January 1, 2015
For working musicians there are few things worse than being home on New Year’s Eve. Not only is a New Year’s gig typically profitable (as in double scale), but also a musician’s pride takes a big hit if they are not working. I played my first New Year’s Eve gig in 1966 while still in high school. I don’t remember why it happened, but I got a call from a drummer who led a Ukrainian-American band and needed a saxophone player. This was not an easy gig. We played hand written charts, mostly uptempo polka-type material. It was challenging sight reading. The two things I recall the most were: my first and last shot of whiskey; and the $30 I made. For a 16-year-old, making $30 playing the saxophone was significant. Since 1966 I estimate that I’ve only spent four or five New Year’s Eves at home, but I only remember that first one and the one I played last night.
Last night’s New Year’s gig was one of the better ones. My four-piece band played in a beautiful hall for ballroom dancers. The band was a hit and the dance floor was never empty. And these folks can really dance. They know what they want, and it is a challenge to hit the tempos and grooves they practice to. Before the evening was done we had played a cha-cha, a polka, several waltzes, numerous jitterbugs, a samba, two disco tunes, and even a slow Muddy Waters blues. I am fortunate to work with guys that take it all in stride, and feel a certain sense of satisfaction in playing all these styles, as do I.
During these kind of gigs there is usually a memorable moment, and last night was no exception. I’ll remember one of the dancers who came up to make a request. This man was expecting to have a conversation with me while I was playing my saxophone. If you’ve ever played a saxophone you know it’s difficult to talk at the same time, so I simply leaned over and he whispered in my ear, “how about ‘Could I Have This Dance’?” In between phrases I said, “you got it,” and we played the Anne Murray waltz as our next selection.
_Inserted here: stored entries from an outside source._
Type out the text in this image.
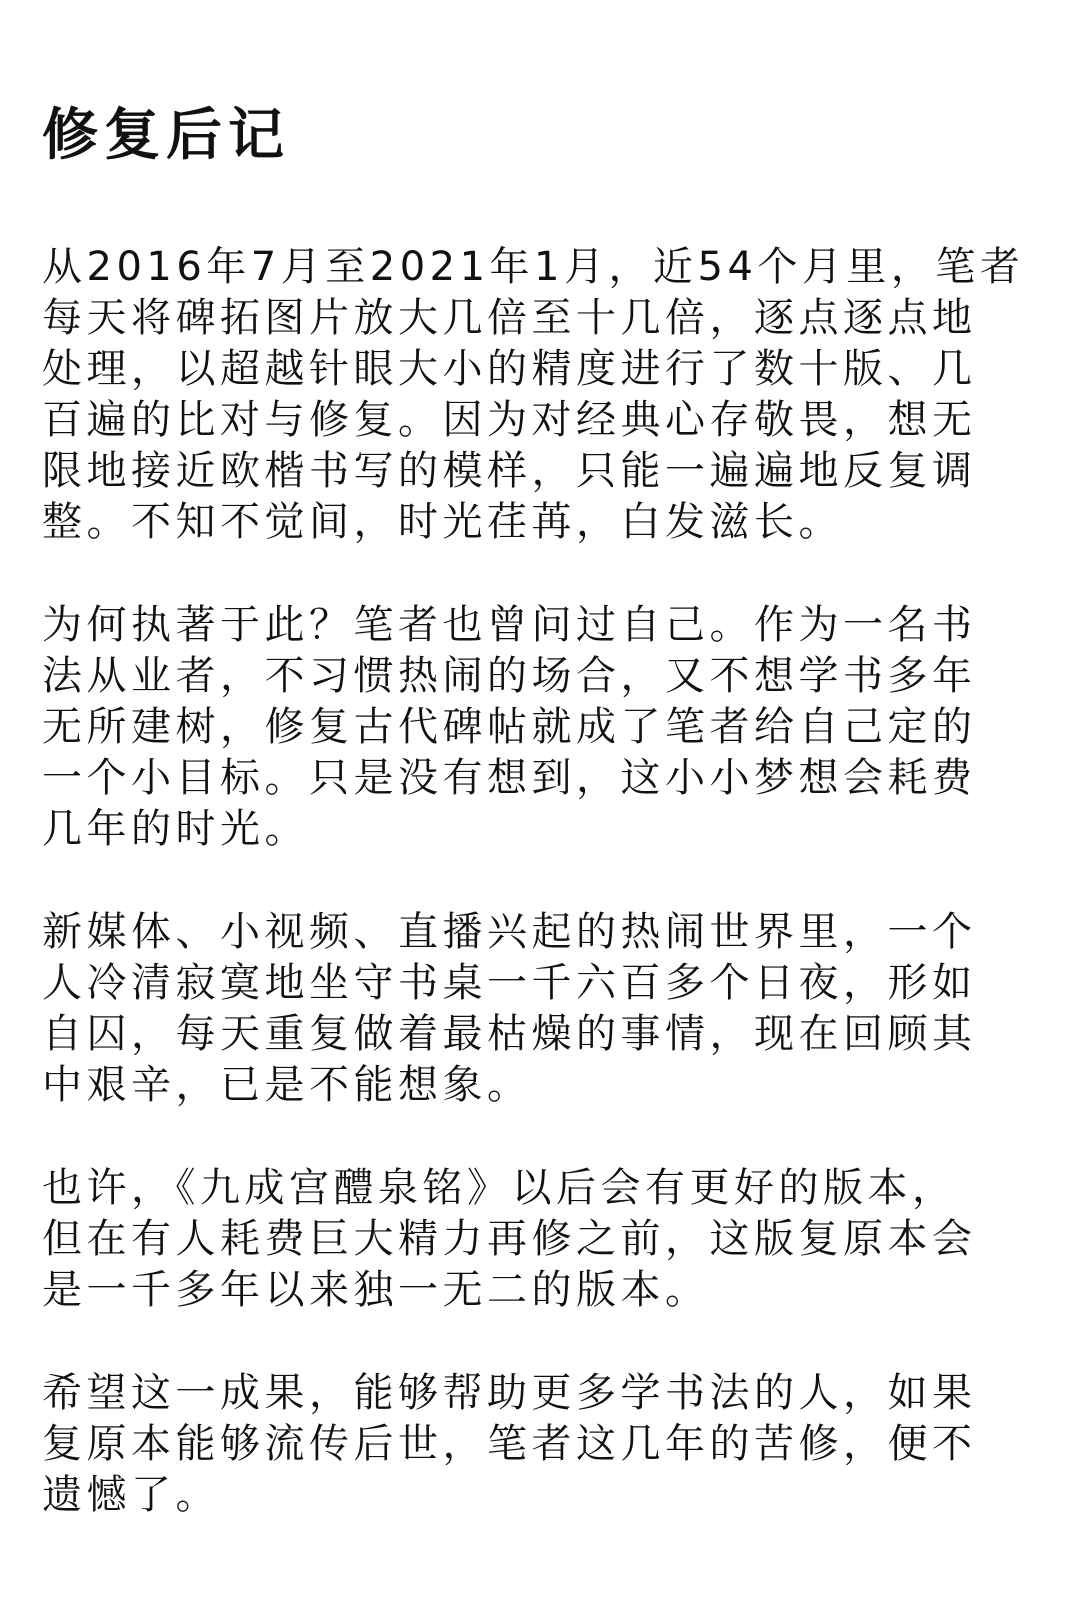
修复后记

从2016年7月至2021年1月，近54个月里，笔者
每天将碑拓图片放大几倍至十几倍，逐点逐点地
处理，以超越针眼大小的精度进行了数十版、几
百遍的比对与修复。因为对经典心存敬畏，想无
限地接近欧楷书写的模样，只能一遍遍地反复调
整。不知不觉间，时光荏苒，白发滋长。

为何执著于此？笔者也曾问过自己。作为一名书
法从业者，不习惯热闹的场合，又不想学书多年
无所建树，修复古代碑帖就成了笔者给自己定的
一个小目标。只是没有想到，这小小梦想会耗费
几年的时光。

新媒体、小视频、直播兴起的热闹世界里，一个
人冷清寂寞地坐守书桌一千六百多个日夜，形如
自囚，每天重复做着最枯燥的事情，现在回顾其
中艰辛，已是不能想象。

也许，《九成宫醴泉铭》以后会有更好的版本，
但在有人耗费巨大精力再修之前，这版复原本会
是一千多年以来独一无二的版本。

希望这一成果，能够帮助更多学书法的人，如果
复原本能够流传后世，笔者这几年的苦修，便不
遗憾了。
A band leader always has obligations and tasks that sidemen happily do not. Beyond the contracts and negotiations, there’s the responsibility for basically running the evening. In the case of New Year’s Eve, you dare not miss midnight. As the evening went on, we did a few “check your horns” those annoying plastic noisemakers that are distributed on all the tables, and a few cracks about only having a few minutes to make good on your 2014 New Year’s resolutions. I always try to time it so that we end a song about a minute before midnight. One feels a sense of power as you intone the countdown, whether your watch is off or not. With a drum roll you count down from ten and launch into the required “Auld Lang Syne.” I can never resist adding that wide simpering vibrato that was so famous with the Guy Lombardo saxophone section. It seems that this band rang in New Year’s on television forever, at least in my childhood memory.
Some gig-less musicians will say they decided to take the night off. Right. Translation: no one called. Musicians don’t like to admit they were home on New Year’s, and I’m already hoping that the group we played for last night will call soon to book us for next year.